Steve McQueen is standing in front of the crime boss leader of the leper colony, a man with horribly disfigured leprous facial features and hands. He is smoking a cigar. Mc Queen is obviously ill at ease. The leper leader snarled at him. “Why can’t you give me the common courtesy of looking me in the face?” McQueen raised his eyes to look at the man full in the face. The leper says something to the effect, “So you need a boat. We deal in contraband here. We raid the mainland and we kill anyone here from there.” McQueen said, “Makes sense.” The leper asked, “Do you like cigars?” McQueen said, “When I can get ‘em.” The leper then extended his leprous hand holding his partially smoked lit cigar… McQueen took the cigar and put it between his lips and drew deeply two or three puffs – cigar smoke billowing about his head. The leper is pleased. He asked McQueen, “How did you know that leprosy is not contagious?” McQueen answered, “I didn’t.” McQueen had passed the test.
McQueen was desperate for a boat and supplies and he was desperate enough to smoke a leper’s cigar if necessary to get what he needed.
Our text begins with Jesus reaching the border between Galilee and Samaria… Galilee was Jewish territory and Samaria was Samaritan territory. Jews and Samaritans did not get along.
I. Desperation Breaks Down Barriers that Normally Divide People
As Jesus continued toward Jerusalem, he reached the border between Galilee and Samaria. As he entered a village there, ten lepers stood at a distance… Luke 17:11-12
It doesn’t take much to create a barrier in our culture. I have been sampling the new network programing to see if there might be something I might enjoy following. One of the programs I kind of like is called Mixed ish. It’s a spin-off of another show called Black ish, which I’ve never seen, but I kind of like Mixed ish. It is about a mixed race couple who have moved from a hippie commune to the suburbs and they are raising their bi-racial children there. The premise is that the children are rainbow children living in a black and white world. In the public school they seem to either have to identify as black or white… they can’t just be themselves. They don’t quite fit in as they are. One of the daughters eats her lunch in the girls’ restroom because no one will let her sit with them at their black or white or table.
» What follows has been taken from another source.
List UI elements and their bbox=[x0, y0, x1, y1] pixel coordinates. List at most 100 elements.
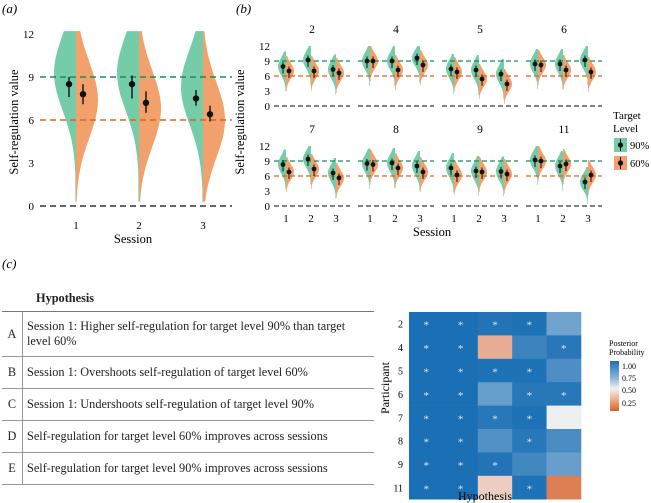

The Samaritan leper did not fit in with the other Samaritans as he was and the Jewish leper did not fit in with the other Jews as he was but when they both contracted leprosy they found commonality.
We know that there were ten lepers in the group and we know that one of the ten was a Samaritan. The assumption then is, the other nine were Jews. In verse 16, the one leper who returned to thank Jesus for his healing was identified as a Samaritan. In the following verse Jesus referred to him as a “foreigner.” So there were ten lepers, nine of whom were Jews and the tenth was a foreigner, a Samaritan.
Interesting how having leprosy broke down the racial and religious barrier that existed otherwise. Desperation tends to break down most barriers.
One of my favorite commercials is of a group of young mothers of varied ethnicities all pushing their baby strollers and they all meet in a little park. They all proudly pull back the blankets to show off their babies… all so beautiful. And then the last mother pulls back her blanket to proudly show her new puppy. It’s definitely one of those kumbaya serendipitous moments in time when everyone loves everyone and everyone’s baby. There are no barriers in new baby land.
Commentator William Barclay observes that during a flood all manner of creatures that are natural enemies seem to coexist and share space peacefully when they all gather on high ground… there are no barriers during floods.
Visit the guest houses at Mayo Clinic or St. Jude’s or Shriner’s Hospital and you will see families who would never in your wildest imagination every have reason to associate with each other. They are from every imaginable socio-economic, religious, educational, racial/ethnic, political, geographical or age backgrounds but there, nothing else matters but the health and well-being of each other and their loved ones.